Mark Leahey, president and CEO of the Medical Device Manufacturers Association (MDMA), shared his own comments regarding the device tax suspension, “MDMA applauds Congress for passing legislation that funds the government and reauthorizes CHIP, while protecting medical technology innovation from the destructive impact of the medical device tax by suspending it for two additional years.  We remain committed to working with the broad, bipartisan coalition that supports a full and permanent repeal of the device tax this year so that this dynamic American ecosystem can deliver the next generation of cures and life-saving therapies, and provide the high-tech manufacturing jobs that develop them.”
 
“Cook Medical would like to thank our congressional delegation for their leadership to extend the suspension of this tax on medical device companies.

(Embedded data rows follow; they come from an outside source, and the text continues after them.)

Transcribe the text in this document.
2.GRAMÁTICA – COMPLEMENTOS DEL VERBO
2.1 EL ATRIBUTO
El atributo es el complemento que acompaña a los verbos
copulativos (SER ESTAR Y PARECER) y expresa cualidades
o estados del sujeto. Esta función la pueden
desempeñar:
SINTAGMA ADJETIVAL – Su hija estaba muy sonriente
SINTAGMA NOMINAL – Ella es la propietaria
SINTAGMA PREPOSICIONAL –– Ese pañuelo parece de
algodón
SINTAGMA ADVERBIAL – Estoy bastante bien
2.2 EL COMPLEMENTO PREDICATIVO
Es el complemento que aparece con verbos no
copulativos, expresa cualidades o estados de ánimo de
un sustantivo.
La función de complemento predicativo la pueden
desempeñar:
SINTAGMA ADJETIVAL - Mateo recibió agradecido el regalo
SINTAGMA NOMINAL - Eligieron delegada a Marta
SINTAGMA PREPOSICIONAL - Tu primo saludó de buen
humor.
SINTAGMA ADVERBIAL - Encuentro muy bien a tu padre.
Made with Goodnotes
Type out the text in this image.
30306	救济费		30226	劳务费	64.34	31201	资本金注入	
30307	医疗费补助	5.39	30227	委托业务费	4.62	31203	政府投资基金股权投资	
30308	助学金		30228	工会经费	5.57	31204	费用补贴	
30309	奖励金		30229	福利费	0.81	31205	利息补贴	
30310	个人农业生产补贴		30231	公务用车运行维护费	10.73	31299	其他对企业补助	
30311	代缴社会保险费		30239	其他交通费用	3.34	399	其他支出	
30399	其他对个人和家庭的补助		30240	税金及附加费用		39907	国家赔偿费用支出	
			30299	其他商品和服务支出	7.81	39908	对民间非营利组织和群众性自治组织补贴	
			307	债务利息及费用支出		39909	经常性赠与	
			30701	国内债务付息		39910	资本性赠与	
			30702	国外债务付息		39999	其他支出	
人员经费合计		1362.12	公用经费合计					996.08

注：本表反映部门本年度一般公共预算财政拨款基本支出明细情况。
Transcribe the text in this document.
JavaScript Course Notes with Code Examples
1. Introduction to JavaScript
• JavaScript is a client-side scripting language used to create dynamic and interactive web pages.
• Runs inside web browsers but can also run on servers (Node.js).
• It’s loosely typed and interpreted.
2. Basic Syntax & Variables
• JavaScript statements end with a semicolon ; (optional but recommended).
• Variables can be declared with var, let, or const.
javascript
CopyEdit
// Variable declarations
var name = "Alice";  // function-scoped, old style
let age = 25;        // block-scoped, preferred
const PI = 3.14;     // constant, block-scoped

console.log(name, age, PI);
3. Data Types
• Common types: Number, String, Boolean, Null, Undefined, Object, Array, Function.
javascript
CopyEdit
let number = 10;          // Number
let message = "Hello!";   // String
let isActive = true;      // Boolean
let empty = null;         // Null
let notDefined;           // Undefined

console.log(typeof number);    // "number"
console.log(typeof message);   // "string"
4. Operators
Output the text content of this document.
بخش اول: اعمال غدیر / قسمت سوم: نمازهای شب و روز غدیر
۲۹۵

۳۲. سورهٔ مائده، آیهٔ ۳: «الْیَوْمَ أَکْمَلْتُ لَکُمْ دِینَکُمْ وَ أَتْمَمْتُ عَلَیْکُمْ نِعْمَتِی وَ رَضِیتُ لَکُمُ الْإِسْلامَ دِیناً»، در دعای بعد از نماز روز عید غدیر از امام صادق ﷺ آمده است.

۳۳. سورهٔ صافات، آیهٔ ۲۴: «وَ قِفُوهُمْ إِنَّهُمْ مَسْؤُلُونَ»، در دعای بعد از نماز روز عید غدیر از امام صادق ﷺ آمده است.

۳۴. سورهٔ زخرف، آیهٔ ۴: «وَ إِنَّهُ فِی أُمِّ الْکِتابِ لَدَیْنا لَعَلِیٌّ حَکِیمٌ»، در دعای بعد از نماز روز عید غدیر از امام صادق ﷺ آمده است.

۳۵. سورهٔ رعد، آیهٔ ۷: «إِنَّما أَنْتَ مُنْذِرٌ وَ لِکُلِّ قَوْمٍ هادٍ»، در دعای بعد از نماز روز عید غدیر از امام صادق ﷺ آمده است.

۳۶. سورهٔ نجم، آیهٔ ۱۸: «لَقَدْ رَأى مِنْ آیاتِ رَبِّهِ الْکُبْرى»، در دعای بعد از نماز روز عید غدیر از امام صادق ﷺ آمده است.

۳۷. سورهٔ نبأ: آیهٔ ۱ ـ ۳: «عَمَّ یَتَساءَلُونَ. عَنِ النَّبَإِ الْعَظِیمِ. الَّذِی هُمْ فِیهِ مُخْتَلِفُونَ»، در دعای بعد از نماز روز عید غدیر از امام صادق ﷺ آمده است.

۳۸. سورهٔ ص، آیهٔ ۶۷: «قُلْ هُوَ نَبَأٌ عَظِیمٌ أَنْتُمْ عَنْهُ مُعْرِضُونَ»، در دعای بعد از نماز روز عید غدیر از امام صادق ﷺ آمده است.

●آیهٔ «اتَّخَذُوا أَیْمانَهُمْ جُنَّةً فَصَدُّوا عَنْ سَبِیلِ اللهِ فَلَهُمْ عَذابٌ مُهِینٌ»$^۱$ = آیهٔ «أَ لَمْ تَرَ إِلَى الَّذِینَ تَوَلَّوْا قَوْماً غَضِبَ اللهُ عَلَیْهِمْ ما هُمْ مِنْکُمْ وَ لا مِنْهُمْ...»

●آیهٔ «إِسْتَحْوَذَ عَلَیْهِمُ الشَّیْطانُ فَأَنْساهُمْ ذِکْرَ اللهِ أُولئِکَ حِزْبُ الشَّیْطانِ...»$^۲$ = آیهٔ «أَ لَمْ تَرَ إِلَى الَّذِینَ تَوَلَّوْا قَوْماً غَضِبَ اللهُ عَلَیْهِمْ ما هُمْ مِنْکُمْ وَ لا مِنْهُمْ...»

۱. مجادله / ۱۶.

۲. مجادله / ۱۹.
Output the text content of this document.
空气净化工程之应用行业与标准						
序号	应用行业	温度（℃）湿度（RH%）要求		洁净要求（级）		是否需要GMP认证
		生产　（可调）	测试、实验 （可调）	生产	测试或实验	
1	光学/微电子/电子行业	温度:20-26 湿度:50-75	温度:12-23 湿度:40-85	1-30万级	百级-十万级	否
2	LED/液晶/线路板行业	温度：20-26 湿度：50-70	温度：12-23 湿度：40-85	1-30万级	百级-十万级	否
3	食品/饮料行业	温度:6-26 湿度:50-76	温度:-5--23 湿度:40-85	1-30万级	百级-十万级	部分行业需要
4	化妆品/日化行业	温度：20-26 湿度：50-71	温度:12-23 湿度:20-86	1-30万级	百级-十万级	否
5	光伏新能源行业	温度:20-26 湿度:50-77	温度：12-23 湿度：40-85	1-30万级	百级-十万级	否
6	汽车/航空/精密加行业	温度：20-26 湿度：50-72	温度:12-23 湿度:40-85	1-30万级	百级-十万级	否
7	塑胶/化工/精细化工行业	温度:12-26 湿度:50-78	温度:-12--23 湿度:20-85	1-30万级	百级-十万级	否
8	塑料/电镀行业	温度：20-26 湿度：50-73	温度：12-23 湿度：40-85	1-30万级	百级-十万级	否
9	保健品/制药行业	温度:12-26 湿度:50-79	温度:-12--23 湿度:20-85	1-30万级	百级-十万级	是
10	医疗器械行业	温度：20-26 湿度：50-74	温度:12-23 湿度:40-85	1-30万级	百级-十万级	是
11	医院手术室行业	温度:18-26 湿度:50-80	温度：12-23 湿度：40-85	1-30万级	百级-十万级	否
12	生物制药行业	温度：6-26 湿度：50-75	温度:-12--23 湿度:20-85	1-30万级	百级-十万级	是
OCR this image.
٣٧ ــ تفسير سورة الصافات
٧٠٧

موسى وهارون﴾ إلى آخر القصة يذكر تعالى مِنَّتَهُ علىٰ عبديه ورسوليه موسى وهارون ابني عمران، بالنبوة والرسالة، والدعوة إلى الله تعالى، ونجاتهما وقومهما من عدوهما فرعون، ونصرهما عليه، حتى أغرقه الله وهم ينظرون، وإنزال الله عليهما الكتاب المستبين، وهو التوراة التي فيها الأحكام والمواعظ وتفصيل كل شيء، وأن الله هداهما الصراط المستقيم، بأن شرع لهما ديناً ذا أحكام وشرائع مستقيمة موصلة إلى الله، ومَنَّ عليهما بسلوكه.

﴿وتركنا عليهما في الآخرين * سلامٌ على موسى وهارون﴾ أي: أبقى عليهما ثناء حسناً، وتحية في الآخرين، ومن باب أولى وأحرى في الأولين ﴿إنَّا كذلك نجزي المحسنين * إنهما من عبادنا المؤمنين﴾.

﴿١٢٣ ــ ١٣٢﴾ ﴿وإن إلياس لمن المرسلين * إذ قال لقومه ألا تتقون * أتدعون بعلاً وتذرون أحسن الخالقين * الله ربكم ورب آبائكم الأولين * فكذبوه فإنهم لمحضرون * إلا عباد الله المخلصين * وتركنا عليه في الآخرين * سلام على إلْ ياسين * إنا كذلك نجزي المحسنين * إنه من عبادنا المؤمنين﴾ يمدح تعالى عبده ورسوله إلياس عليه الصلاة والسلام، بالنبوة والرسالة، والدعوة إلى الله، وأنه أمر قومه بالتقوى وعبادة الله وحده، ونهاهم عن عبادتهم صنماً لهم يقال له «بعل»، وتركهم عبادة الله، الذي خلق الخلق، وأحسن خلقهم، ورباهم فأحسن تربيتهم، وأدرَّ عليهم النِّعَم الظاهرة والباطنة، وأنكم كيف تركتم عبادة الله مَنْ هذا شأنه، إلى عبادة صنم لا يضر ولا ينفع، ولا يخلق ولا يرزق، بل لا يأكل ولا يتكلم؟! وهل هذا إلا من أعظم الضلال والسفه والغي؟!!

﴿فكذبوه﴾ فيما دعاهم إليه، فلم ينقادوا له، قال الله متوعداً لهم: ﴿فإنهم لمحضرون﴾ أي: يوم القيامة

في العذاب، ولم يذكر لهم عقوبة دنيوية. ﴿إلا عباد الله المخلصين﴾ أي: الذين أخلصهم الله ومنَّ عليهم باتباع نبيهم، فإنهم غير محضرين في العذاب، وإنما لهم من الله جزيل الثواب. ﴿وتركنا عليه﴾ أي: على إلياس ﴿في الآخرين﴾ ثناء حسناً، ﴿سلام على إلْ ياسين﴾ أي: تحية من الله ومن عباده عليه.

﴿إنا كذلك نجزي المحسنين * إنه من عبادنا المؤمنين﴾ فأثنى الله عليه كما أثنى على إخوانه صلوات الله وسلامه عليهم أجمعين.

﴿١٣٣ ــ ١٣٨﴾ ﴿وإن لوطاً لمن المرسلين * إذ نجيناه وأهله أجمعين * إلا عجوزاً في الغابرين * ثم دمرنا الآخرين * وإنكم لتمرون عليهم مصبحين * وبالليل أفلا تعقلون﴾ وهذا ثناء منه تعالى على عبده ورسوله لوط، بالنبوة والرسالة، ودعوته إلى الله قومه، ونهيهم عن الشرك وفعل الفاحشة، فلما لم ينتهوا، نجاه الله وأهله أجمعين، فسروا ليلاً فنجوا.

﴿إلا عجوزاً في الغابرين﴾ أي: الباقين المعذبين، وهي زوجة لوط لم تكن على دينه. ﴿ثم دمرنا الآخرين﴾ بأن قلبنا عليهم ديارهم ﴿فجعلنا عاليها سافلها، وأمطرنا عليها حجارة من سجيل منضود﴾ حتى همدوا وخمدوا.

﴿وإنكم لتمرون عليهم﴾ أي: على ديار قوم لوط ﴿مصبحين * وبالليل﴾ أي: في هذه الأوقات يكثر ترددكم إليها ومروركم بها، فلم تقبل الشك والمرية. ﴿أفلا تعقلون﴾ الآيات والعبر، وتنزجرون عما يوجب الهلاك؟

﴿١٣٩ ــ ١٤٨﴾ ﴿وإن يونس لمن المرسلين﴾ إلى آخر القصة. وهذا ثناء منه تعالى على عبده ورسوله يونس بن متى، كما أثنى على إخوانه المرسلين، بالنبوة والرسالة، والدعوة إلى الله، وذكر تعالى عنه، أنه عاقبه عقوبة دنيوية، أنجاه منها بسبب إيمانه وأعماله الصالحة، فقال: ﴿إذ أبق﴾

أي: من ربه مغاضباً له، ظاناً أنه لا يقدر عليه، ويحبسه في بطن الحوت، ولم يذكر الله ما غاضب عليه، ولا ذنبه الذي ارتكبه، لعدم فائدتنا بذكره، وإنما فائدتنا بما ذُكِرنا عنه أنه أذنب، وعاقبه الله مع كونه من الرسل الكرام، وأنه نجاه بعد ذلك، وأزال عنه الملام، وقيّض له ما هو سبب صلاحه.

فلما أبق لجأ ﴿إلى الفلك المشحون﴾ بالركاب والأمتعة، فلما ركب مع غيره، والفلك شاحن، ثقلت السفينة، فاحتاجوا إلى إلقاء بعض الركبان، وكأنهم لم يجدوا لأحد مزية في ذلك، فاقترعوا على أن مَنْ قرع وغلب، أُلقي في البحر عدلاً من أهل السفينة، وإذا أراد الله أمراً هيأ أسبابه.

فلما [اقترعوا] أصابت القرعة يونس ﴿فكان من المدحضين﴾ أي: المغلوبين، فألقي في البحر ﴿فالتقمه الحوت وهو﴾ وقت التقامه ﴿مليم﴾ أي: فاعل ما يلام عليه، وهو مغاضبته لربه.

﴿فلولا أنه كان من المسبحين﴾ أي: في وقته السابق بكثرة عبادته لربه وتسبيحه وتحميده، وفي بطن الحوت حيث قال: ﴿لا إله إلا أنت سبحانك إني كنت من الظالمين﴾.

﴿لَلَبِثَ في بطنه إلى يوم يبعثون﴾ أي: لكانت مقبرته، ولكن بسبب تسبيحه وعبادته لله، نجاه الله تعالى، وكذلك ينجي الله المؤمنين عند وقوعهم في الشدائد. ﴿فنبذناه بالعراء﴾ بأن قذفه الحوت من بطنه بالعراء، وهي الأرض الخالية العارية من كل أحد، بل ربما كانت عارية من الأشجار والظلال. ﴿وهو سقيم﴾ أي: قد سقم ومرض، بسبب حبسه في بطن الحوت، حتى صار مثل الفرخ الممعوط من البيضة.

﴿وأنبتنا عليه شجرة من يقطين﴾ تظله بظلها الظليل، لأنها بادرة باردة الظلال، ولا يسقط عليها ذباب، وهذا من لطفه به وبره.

We appreciate the acts of Congress to benefit patients and employees,” said Steve Ferguson, chairman of Cook Group, Cook Medical’s parent company. “Since the tax was implemented in 2013, U.S. medical device companies both large and small have faced uncertainty for the future related to innovation for patients.”
 
“The two-year extension of the device tax suspension helps us to bring new life-saving devices to patients. As we look to the future, we will continue working with our congressional leaders for a full repeal of the medical device tax. Repealing this tax is crucial for patients who rely on medical devices and look to our industry to continue researching and developing projects that will innovate new therapies for those who need it most.”
 
“Today, the Senate, followed by the House, passed legislation to fund the government until February 8, which also provides for a two-year retroactive delay of the medical device tax. The 2.3 percent excise tax on the sale of medical devices was reinstated on January 1, 2018, after a bipartisan two-year suspension ended in December of last year, and was expected to cost up to 25,000 jobs by 2021 and reduce future investments in research and development (R&D),” stated Joe Panetta, Biocom’s president and CEO. “Biocom commends lawmakers for providing relief to medical device manufacturers. The medical device tax increases the effective tax rate for the medical technology (medtech) industry and stifles innovation by taking financial resources away from R&D investments, capital expansion and hiring. It is especially burdensome for small companies that are not yet profitable because it is a tax on revenue, not on profit.”